Vieregge P, Klostermann W, Blumm RG, Borgis KJ. Carbon monoxide poisoning: clinical, neurophysiological, and brain imaging observations in acute disease and follow-up. J Neurol 1989;236:478–81

Suner S, Partridge R, Sucov A, et al. Non-invasive pulse CO-oximetry screening in the emergency department identifies occult carbon monoxide toxicity. J Emerg Med. May 2008;34(4):441-50

Buckley NA, Juurlink DN, Isbister G, Bennett MH, Lavonas EJ. Hyperbaric oxygen for carbon monoxide poisoning. Cochrane Database Syst Rev. 2011 Apr 13;(4)

Life in the Fast Lane Critical Care Companion – Carbon Monoxide poisoning (accessed 1/4/2014)

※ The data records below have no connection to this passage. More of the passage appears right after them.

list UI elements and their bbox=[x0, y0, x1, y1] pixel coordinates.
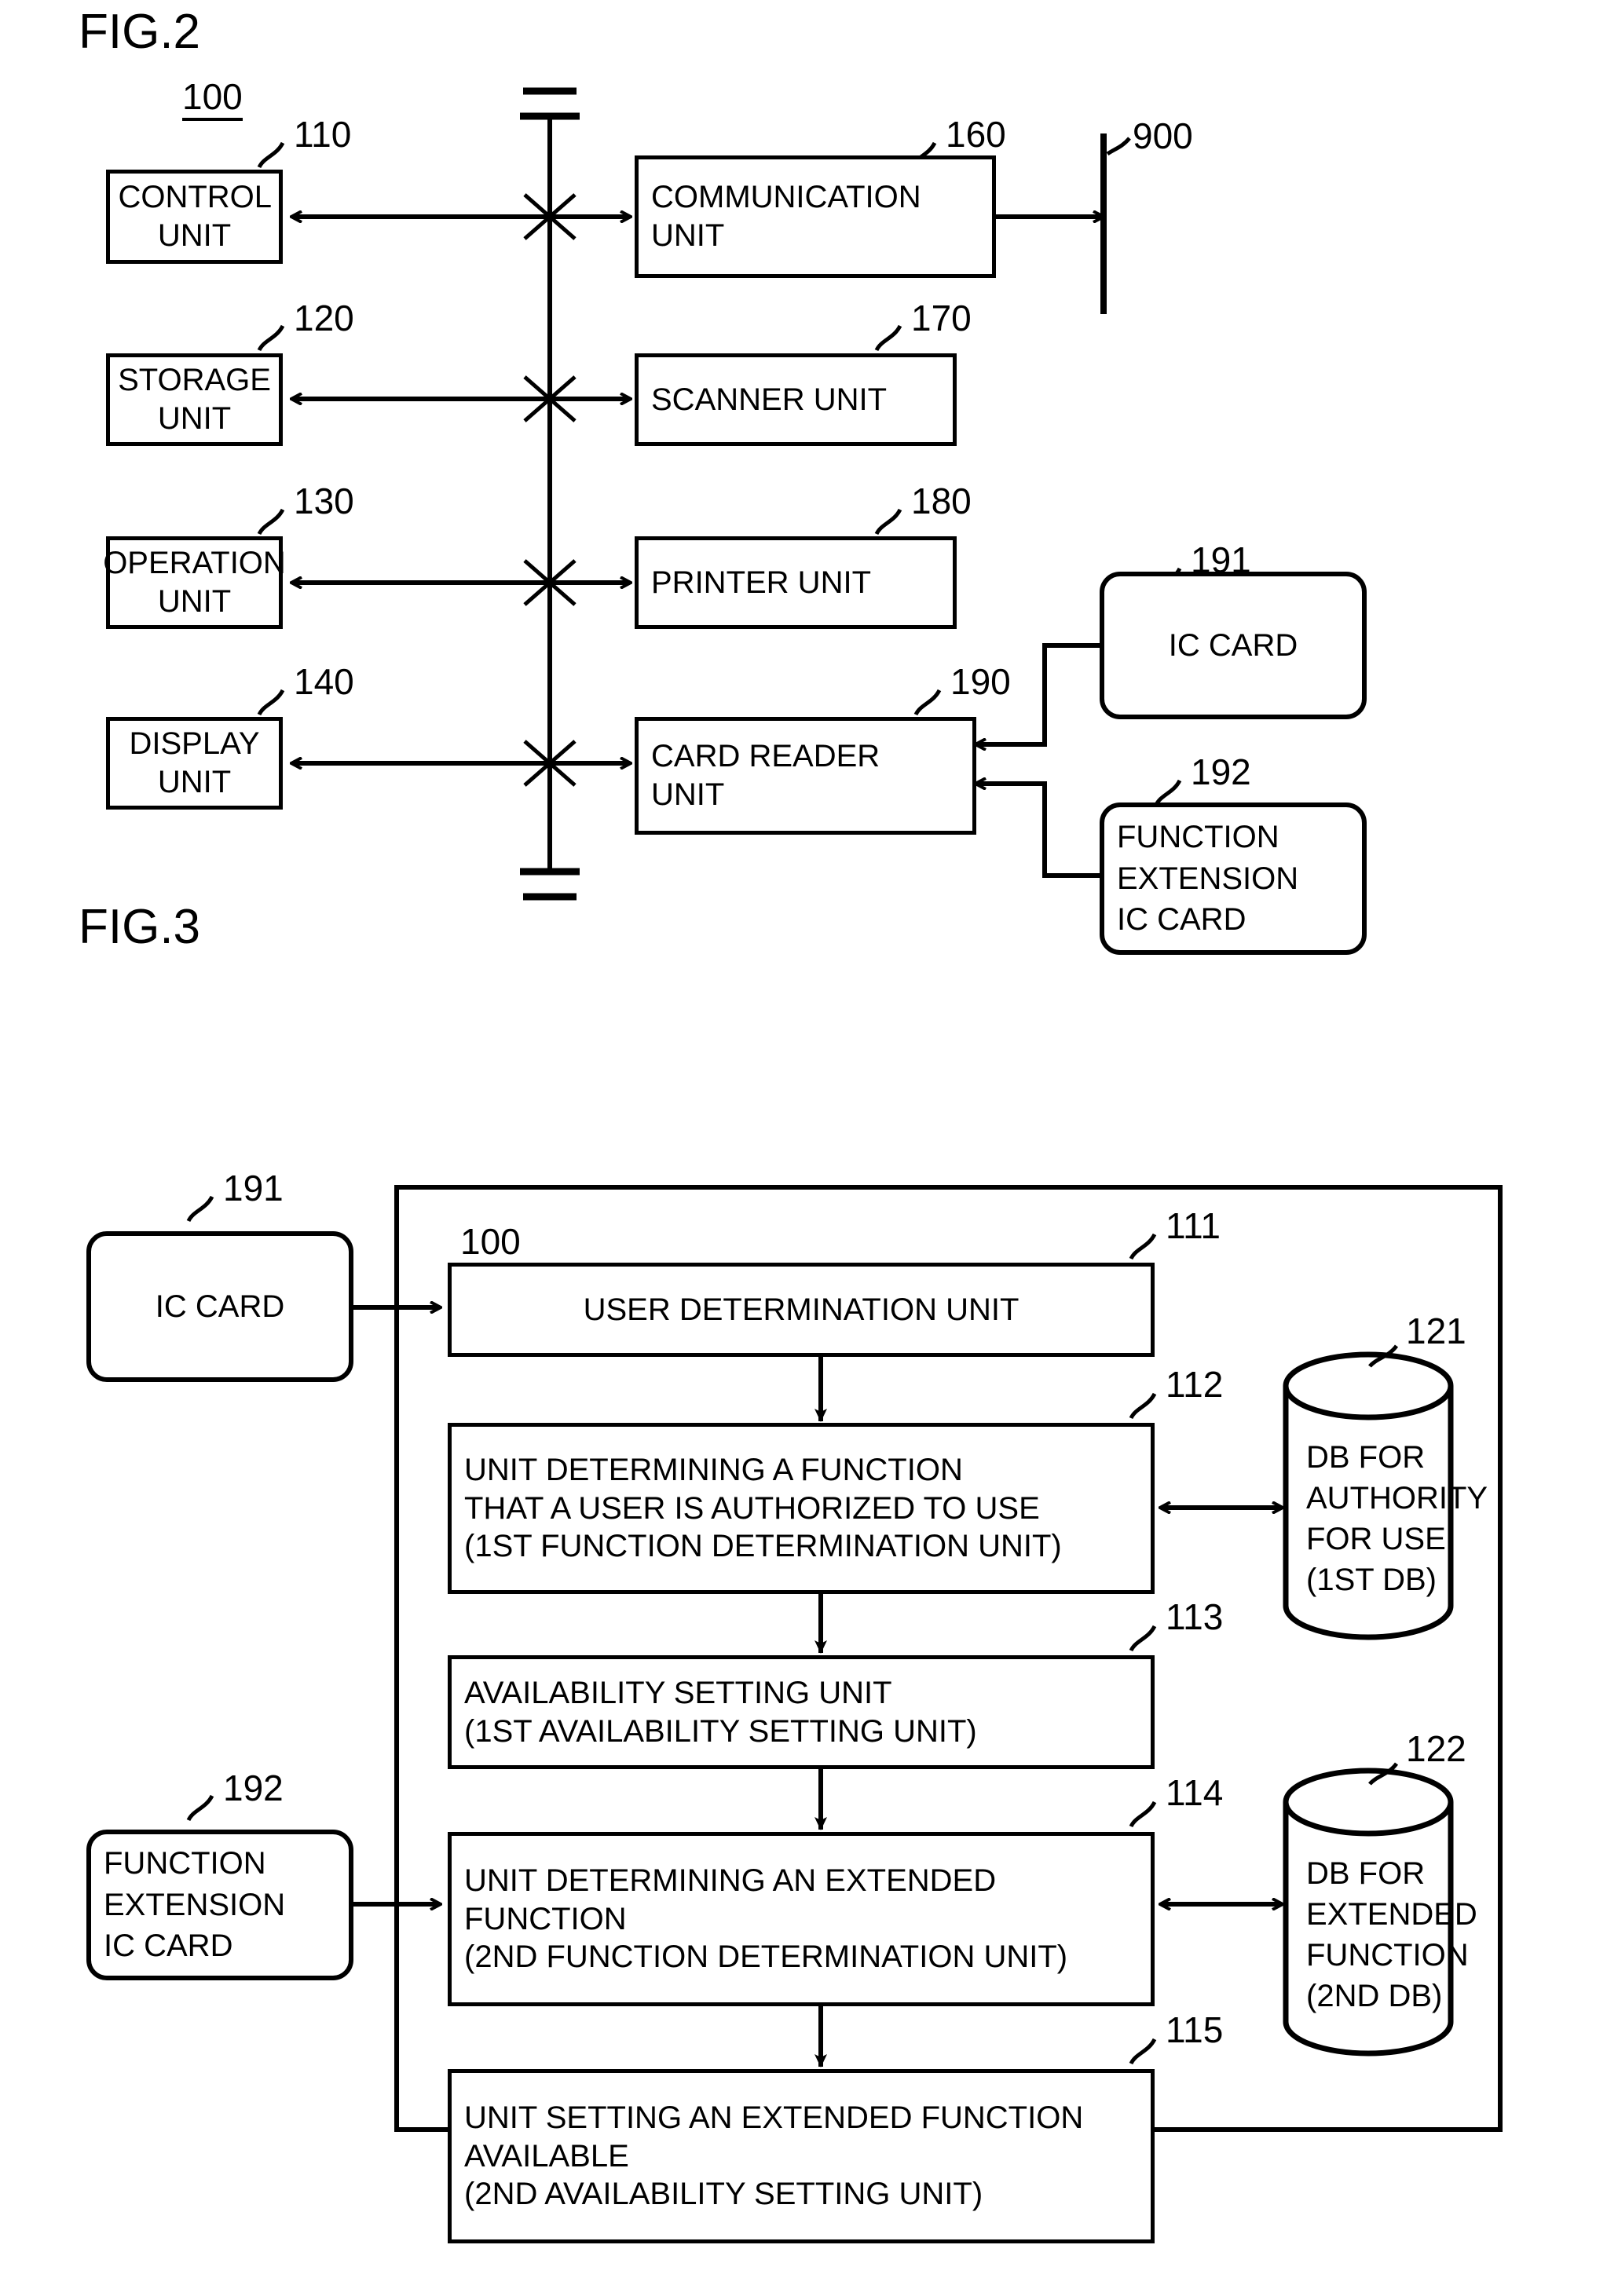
fig3-db-authority-for-use-label: DB FOR AUTHORITY FOR USE (1ST DB) bbox=[1306, 1440, 1488, 1597]
fig2-network-ref: 900 bbox=[1133, 115, 1193, 156]
fig2-ref-190: 190 bbox=[950, 661, 1011, 702]
fig3-card-ic-card-label: IC CARD bbox=[155, 1289, 285, 1324]
fig3-system-ref: 100 bbox=[460, 1223, 521, 1266]
fig2-ref-140: 140 bbox=[294, 661, 354, 702]
fig2-block-storage-unit-label: STORAGE UNIT bbox=[118, 363, 271, 436]
fig2-ref-160: 160 bbox=[946, 114, 1006, 155]
fig3-block-second-function-determination-unit-label: UNIT DETERMINING AN EXTENDED FUNCTION (2… bbox=[464, 1863, 1068, 1975]
fig3-block-first-availability-setting-unit[interactable]: AVAILABILITY SETTING UNIT (1ST AVAILABIL… bbox=[448, 1655, 1155, 1769]
fig2-block-storage-unit[interactable]: STORAGE UNIT bbox=[106, 353, 283, 446]
fig3-block-second-availability-setting-unit[interactable]: UNIT SETTING AN EXTENDED FUNCTION AVAILA… bbox=[448, 2069, 1155, 2243]
fig3-ref-114: 114 bbox=[1166, 1772, 1224, 1813]
fig2-ref-180: 180 bbox=[911, 481, 972, 521]
fig2-block-printer-unit[interactable]: PRINTER UNIT bbox=[635, 536, 957, 629]
fig2-block-operation-unit[interactable]: OPERATION UNIT bbox=[103, 536, 286, 629]
fig3-block-first-function-determination-unit[interactable]: UNIT DETERMINING A FUNCTION THAT A USER … bbox=[448, 1423, 1155, 1594]
fig3-ref-113: 113 bbox=[1166, 1596, 1224, 1637]
fig2-row3-connectors bbox=[292, 559, 630, 606]
fig2-block-control-unit[interactable]: CONTROL UNIT bbox=[106, 170, 283, 264]
fig2-block-scanner-unit[interactable]: SCANNER UNIT bbox=[635, 353, 957, 446]
fig3-ref-122: 122 bbox=[1406, 1728, 1466, 1769]
fig3-card-function-extension-ic-card[interactable]: FUNCTION EXTENSION IC CARD bbox=[86, 1830, 353, 1980]
fig2-block-display-unit[interactable]: DISPLAY UNIT bbox=[106, 717, 283, 810]
fig2-block-communication-unit-label: COMMUNICATION UNIT bbox=[651, 180, 921, 253]
fig2-ref-170: 170 bbox=[911, 298, 972, 338]
fig2-row2-connectors bbox=[292, 375, 630, 422]
fig2-block-operation-unit-label: OPERATION UNIT bbox=[103, 546, 286, 619]
fig2-ref-130: 130 bbox=[294, 481, 354, 521]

Weaver LK, Hopkins RO, Chan KJ et al.  Hyperbaric oxygen for acute carbon monoxide poisoning. New England Journal of Medicine 2002; 347(14):1057–1067

Scheinkestel CD, Bailey M, Myles PS et al. Hyperbaric or normobaric oxygen for acute carbon monoxide posioning: a randomised controlled clinical trial. Medical Journal of Australia 1999; 170:203–210

Touger, Michael, E. John Gallagher, and Jim Tyrell. “Relationship between venous and arterial carboxyhemoglobin levels in patients with suspected carbon monoxide poisoning.” Annals of emergency medicine 25.4 (1995): 481-483.

Heidari, Kamran, et al. “Correlation between capillary and arterial blood gas parameters in an ED.” The American journal of emergency medicine 31.2 (2013): 326-329.